EarthQuaker Devices Plumes
Although loosely based on a classic circuit, EQD has replaced the 4558 IC with a JFET op-amp for a more mid-focused sound. In addition to the standard controls, the toggle switch moves between two different clipping options or no clipping at all for a wide-open clean boost.
Electro-Harmonix East River Drive
A JRC4558 IC-loaded circuit that creates the classic symmetrical overdrive sound, this is an all-analog affair that is true bypass, housed in a rock-solid chassis, and can run on a 9-volt battery—which is included.
Fender Hammerstone Overdrive
One of the newest entries on this list is a retro-looking stomp that offers some interesting features under the hood.

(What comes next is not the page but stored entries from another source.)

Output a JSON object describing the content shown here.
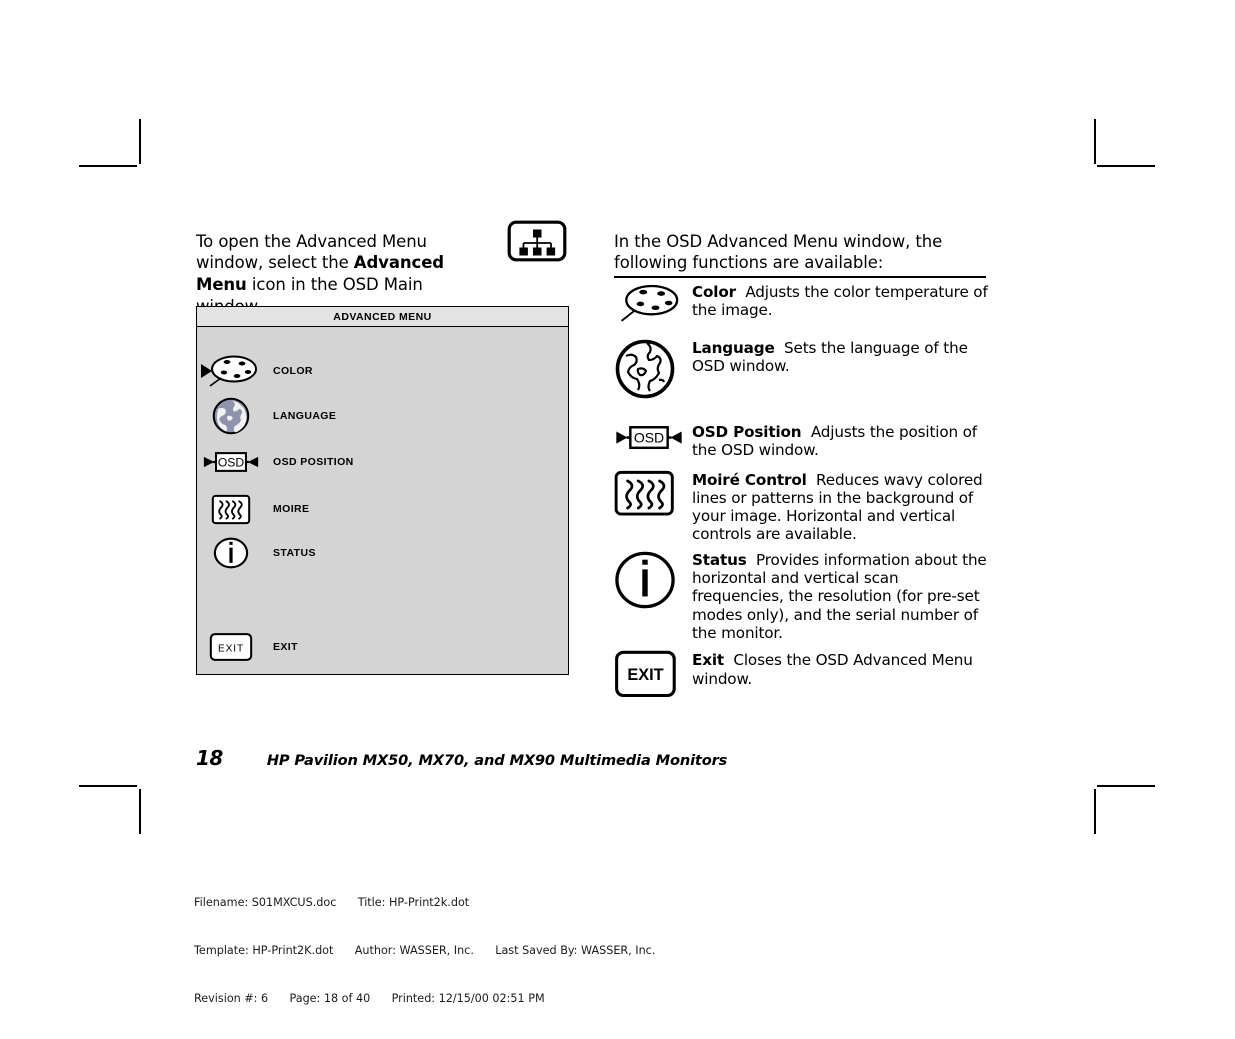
{
  "document": {
    "page_number": "18",
    "book_title": "HP Pavilion MX50, MX70, and MX90 Multimedia Monitors"
  },
  "left": {
    "intro_before": "To open the Advanced Menu window, select the ",
    "intro_bold": "Advanced Menu",
    "intro_after": " icon in the OSD Main window.",
    "advanced_menu_icon": "advanced-menu-icon"
  },
  "osd_window": {
    "title": "ADVANCED MENU",
    "selected_index": 0,
    "background_color": "#d4d4d4",
    "titlebar_color": "#e3e3e3",
    "border_color": "#000000",
    "items": [
      {
        "label": "COLOR",
        "icon": "palette-icon"
      },
      {
        "label": "LANGUAGE",
        "icon": "globe-icon"
      },
      {
        "label": "OSD POSITION",
        "icon": "osd-position-icon",
        "icon_text": "OSD"
      },
      {
        "label": "MOIRE",
        "icon": "moire-icon"
      },
      {
        "label": "STATUS",
        "icon": "info-icon"
      },
      {
        "label": "EXIT",
        "icon": "exit-icon",
        "icon_text": "EXIT"
      }
    ]
  },
  "right": {
    "intro": "In the OSD Advanced Menu window, the following functions are available:",
    "functions": [
      {
        "icon": "palette-icon",
        "term": "Color",
        "description": "Adjusts the color temperature of the image."
      },
      {
        "icon": "globe-icon",
        "term": "Language",
        "description": "Sets the language of the OSD window."
      },
      {
        "icon": "osd-position-icon",
        "icon_text": "OSD",
        "term": "OSD Position",
        "description": "Adjusts the position of the OSD window."
      },
      {
        "icon": "moire-icon",
        "term": "Moiré Control",
        "description": "Reduces wavy colored lines or patterns in the background of your image. Horizontal and vertical controls are available."
      },
      {
        "icon": "info-icon",
        "term": "Status",
        "description": "Provides information about the horizontal and vertical scan frequencies, the resolution (for pre-set modes only), and the serial number of the monitor."
      },
      {
        "icon": "exit-icon",
        "icon_text": "EXIT",
        "term": "Exit",
        "description": "Closes the OSD Advanced Menu window."
      }
    ]
  },
  "doc_meta": {
    "line1": "Filename: S01MXCUS.doc      Title: HP-Print2k.dot",
    "line2": "Template: HP-Print2K.dot      Author: WASSER, Inc.      Last Saved By: WASSER, Inc.",
    "line3": "Revision #: 6      Page: 18 of 40      Printed: 12/15/00 02:51 PM"
  }
}
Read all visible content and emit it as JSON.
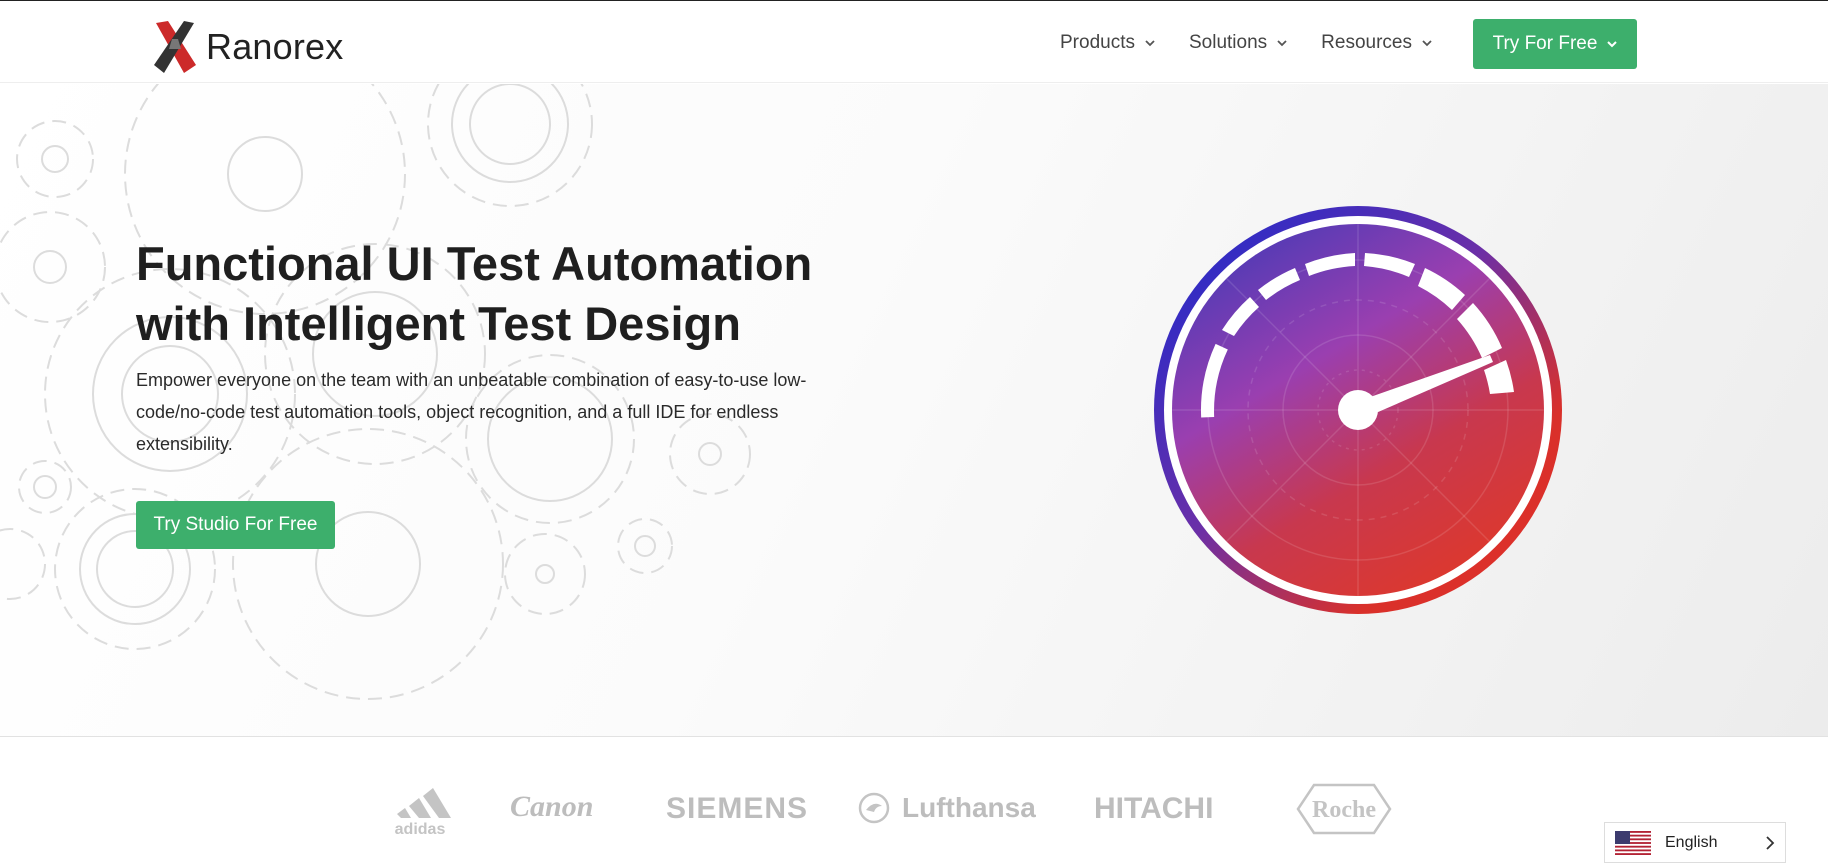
{
  "brand": {
    "name": "Ranorex",
    "accent": "#3daf6c"
  },
  "nav": {
    "items": [
      {
        "label": "Products"
      },
      {
        "label": "Solutions"
      },
      {
        "label": "Resources"
      }
    ],
    "cta": "Try For Free"
  },
  "hero": {
    "title_line1": "Functional UI Test Automation",
    "title_line2": "with Intelligent Test Design",
    "description": "Empower everyone on the team with an unbeatable combination of easy-to-use low-code/no-code test automation tools, object recognition, and a full IDE for endless extensibility.",
    "cta": "Try Studio For Free"
  },
  "customers": {
    "logos": [
      "adidas",
      "Canon",
      "SIEMENS",
      "Lufthansa",
      "HITACHI",
      "Roche"
    ]
  },
  "language": {
    "label": "English",
    "flag": "us-flag-icon"
  }
}
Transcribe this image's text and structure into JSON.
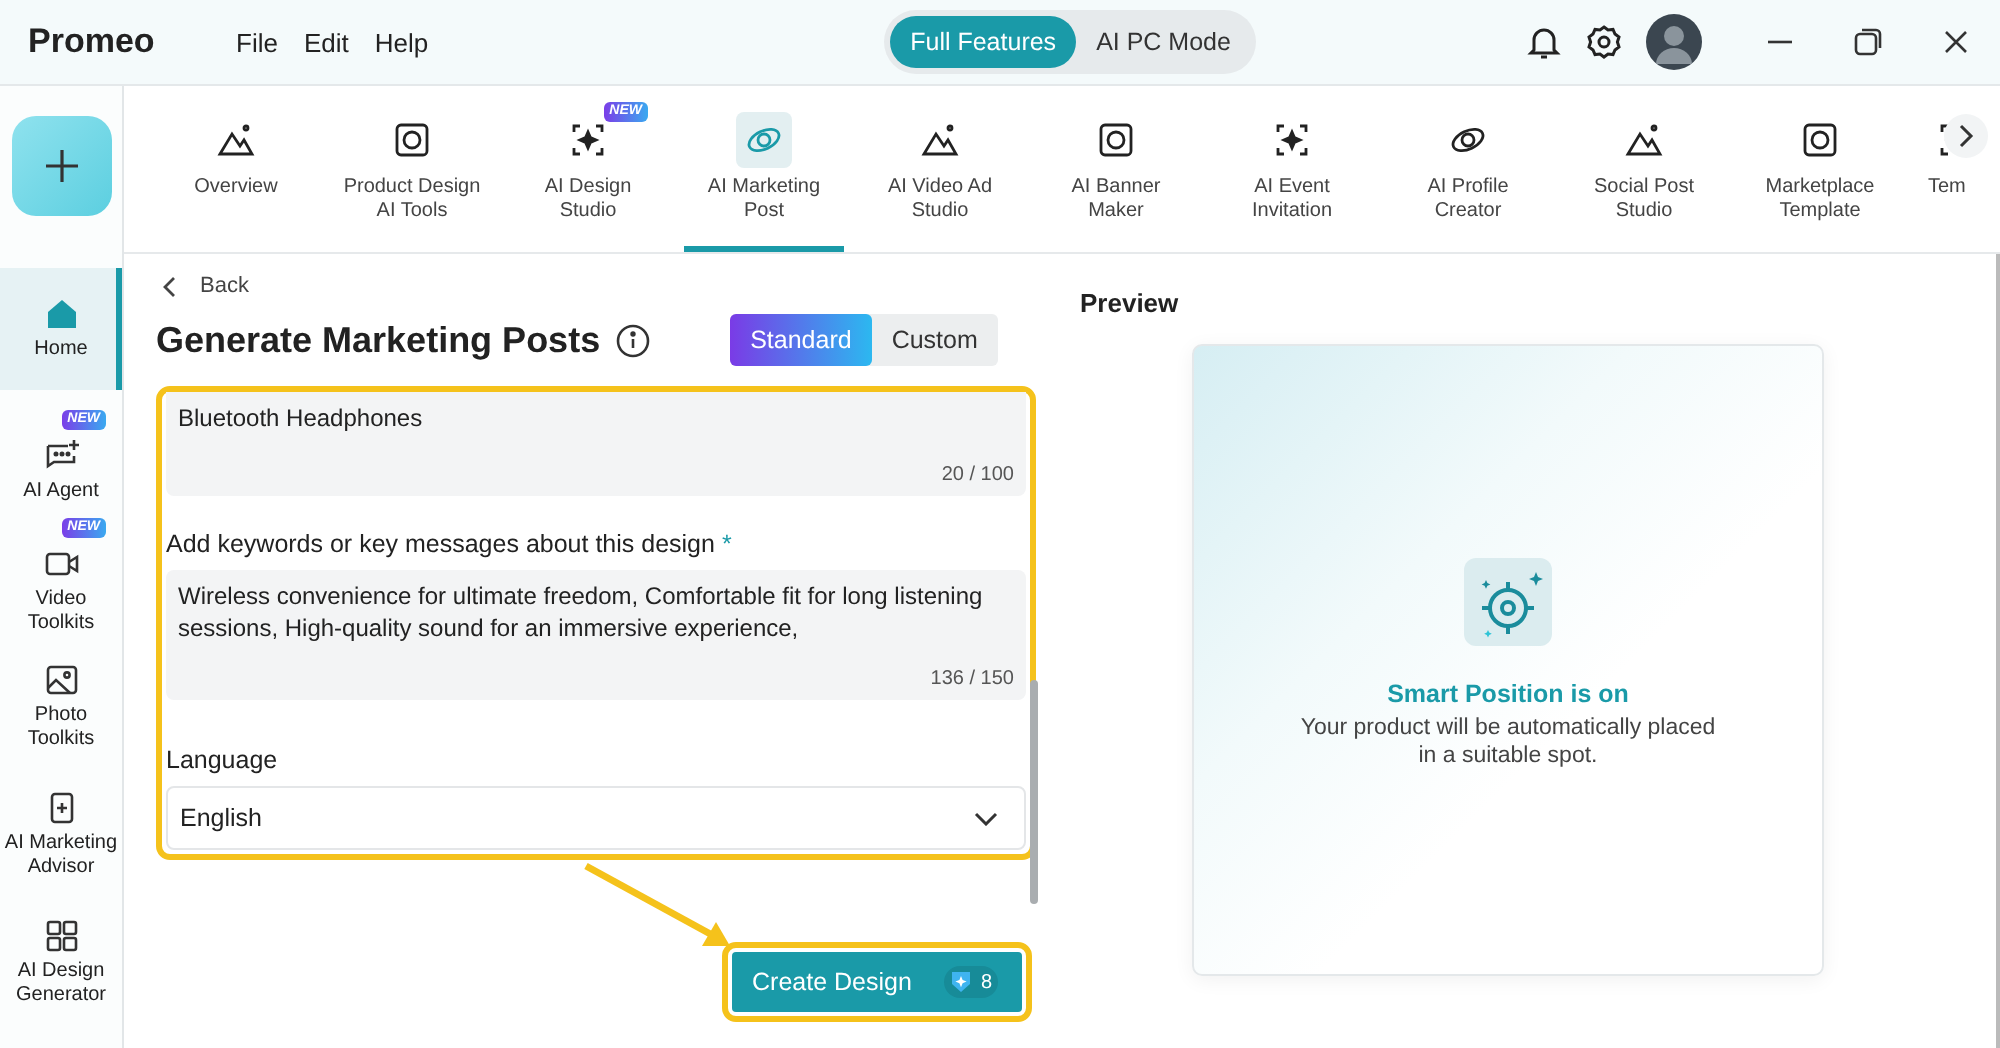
{
  "app": {
    "title": "Promeo"
  },
  "menu": [
    "File",
    "Edit",
    "Help"
  ],
  "modes": [
    {
      "label": "Full Features",
      "selected": true
    },
    {
      "label": "AI PC Mode",
      "selected": false
    }
  ],
  "tools": [
    {
      "label": "Overview",
      "selected": false
    },
    {
      "label": "Product Design AI Tools",
      "selected": false
    },
    {
      "label": "AI Design Studio",
      "selected": false,
      "badge": "NEW"
    },
    {
      "label": "AI Marketing Post",
      "selected": true
    },
    {
      "label": "AI Video Ad Studio",
      "selected": false
    },
    {
      "label": "AI Banner Maker",
      "selected": false
    },
    {
      "label": "AI Event Invitation",
      "selected": false
    },
    {
      "label": "AI Profile Creator",
      "selected": false
    },
    {
      "label": "Social Post Studio",
      "selected": false
    },
    {
      "label": "Marketplace Template",
      "selected": false
    },
    {
      "label": "Tem",
      "selected": false
    }
  ],
  "sidebar": [
    {
      "label": "Home",
      "selected": true
    },
    {
      "label": "AI Agent",
      "selected": false,
      "badge": "NEW"
    },
    {
      "label": "Video Toolkits",
      "selected": false,
      "badge": "NEW"
    },
    {
      "label": "Photo Toolkits",
      "selected": false
    },
    {
      "label": "AI Marketing Advisor",
      "selected": false
    },
    {
      "label": "AI Design Generator",
      "selected": false
    }
  ],
  "back": "Back",
  "heading": "Generate Marketing Posts",
  "styles": [
    {
      "label": "Standard",
      "selected": true
    },
    {
      "label": "Custom",
      "selected": false
    }
  ],
  "product": {
    "value": "Bluetooth Headphones",
    "count": "20 / 100"
  },
  "keywords": {
    "label": "Add keywords or key messages about this design",
    "required": "*",
    "value": "Wireless convenience for ultimate freedom, Comfortable fit for long listening sessions, High-quality sound for an immersive experience,",
    "count": "136 / 150"
  },
  "language": {
    "label": "Language",
    "value": "English"
  },
  "create": {
    "label": "Create Design",
    "credits": "8"
  },
  "preview": {
    "heading": "Preview",
    "title": "Smart Position is on",
    "text": "Your product will be automatically placed in a suitable spot."
  }
}
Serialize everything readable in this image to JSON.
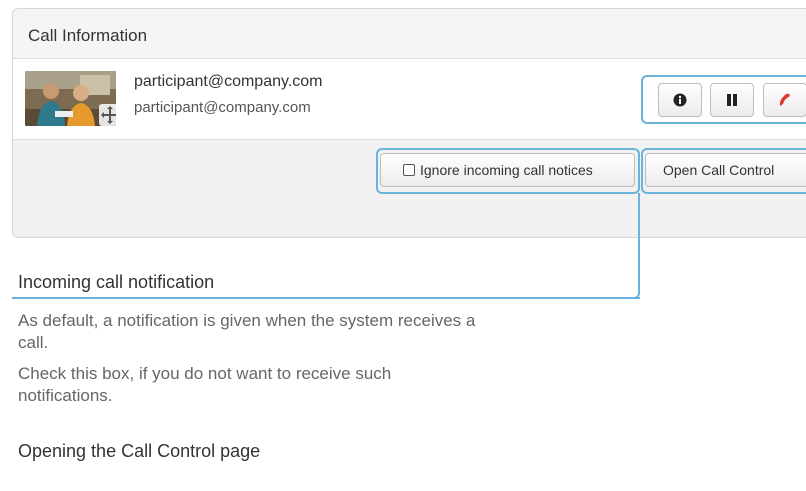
{
  "call_panel": {
    "title": "Call Information",
    "close_label": "×",
    "remote_name": "participant@company.com",
    "remote_number": "participant@company.com",
    "buttons": {
      "info_icon": "info-icon",
      "hold_icon": "pause-icon",
      "end_icon": "hang-up-icon"
    },
    "ignore_checkbox_label": "Ignore incoming call notices",
    "open_call_control_label": "Open Call Control"
  },
  "help": {
    "incoming_heading": "Incoming call notification",
    "incoming_para1": "As default, a notification is given when the system receives a call.",
    "incoming_para2": "Check this box, if you do not want to receive such notifications.",
    "opening_heading": "Opening the Call Control page"
  },
  "colors": {
    "callout": "#6bb2dd",
    "hangup": "#d9372b",
    "panel_bg": "#f1f1f1"
  }
}
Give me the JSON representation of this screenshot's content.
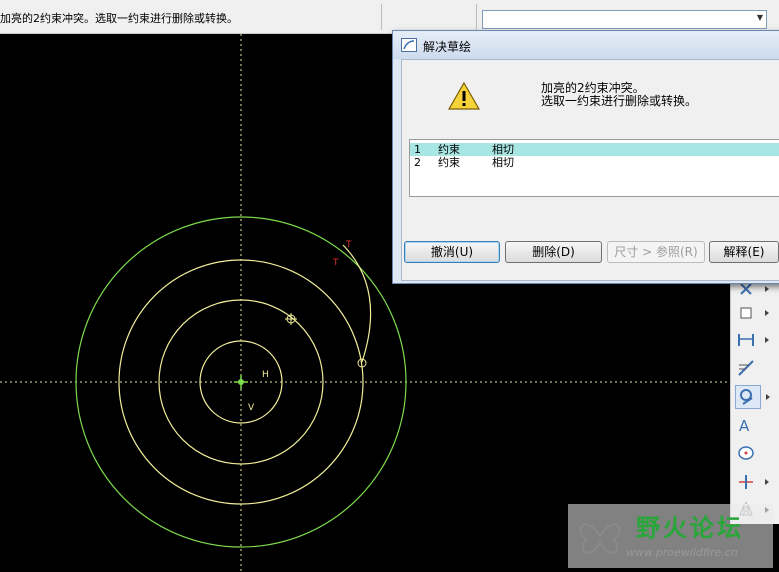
{
  "status_bar": {
    "message": "加亮的2约束冲突。选取一约束进行删除或转换。",
    "dropdown_value": ""
  },
  "canvas": {
    "background": "#000000",
    "labels": {
      "h": "H",
      "v": "V",
      "t1": "T",
      "t2": "T"
    }
  },
  "dialog": {
    "title": "解决草绘",
    "message_line1": "加亮的2约束冲突。",
    "message_line2": "选取一约束进行删除或转换。",
    "constraints": [
      {
        "index": "1",
        "type": "约束",
        "kind": "相切"
      },
      {
        "index": "2",
        "type": "约束",
        "kind": "相切"
      }
    ],
    "buttons": {
      "undo": "撤消(U)",
      "delete": "删除(D)",
      "dim_ref": "尺寸 > 参照(R)",
      "explain": "解释(E)"
    }
  },
  "toolbar": {
    "tools": [
      "point-tool-icon",
      "rectangle-tool-icon",
      "dimension-tool-icon",
      "modify-tool-icon",
      "constraint-tool-icon",
      "text-tool-icon",
      "palette-tool-icon",
      "trim-tool-icon",
      "mirror-tool-icon"
    ]
  },
  "watermark": {
    "title": "野火论坛",
    "url": "www.proewildfire.cn"
  },
  "colors": {
    "outer_circle": "#7ddc4c",
    "inner_circles": "#f2ef9a",
    "selected_row": "#a8e6e3",
    "constraint_marker": "#e03030"
  }
}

The original circuit allows you to control the mids before the gain stage, plus there’s an internal trim pot to wrangle the high end.
Ibanez Tube Screamer Mini
One of the most popular stompboxes of all time has been shrunk down to a mini-sized wonder. With an oversized drive knob and two smaller tone and level controls, this green monster aims to cop all the classic midrange tones of the original.
Pro Co Rat 2
Is it a fuzz? Or a distortion? Or an overdrive? Well, thanks to the famous filter control, you can blur the lines between all the different flavors of dirt. It offers a totally analog signal path, glow-in-the-dark graphics, and the trademark heavy-duty enclosure.
There’s no mistaking that shade of yellow. This dead-simple setup offers output and distortion controls along with a vintage-sounding germanium clipping circuit that does everything in its power to blur the line between overdrive and fuzz.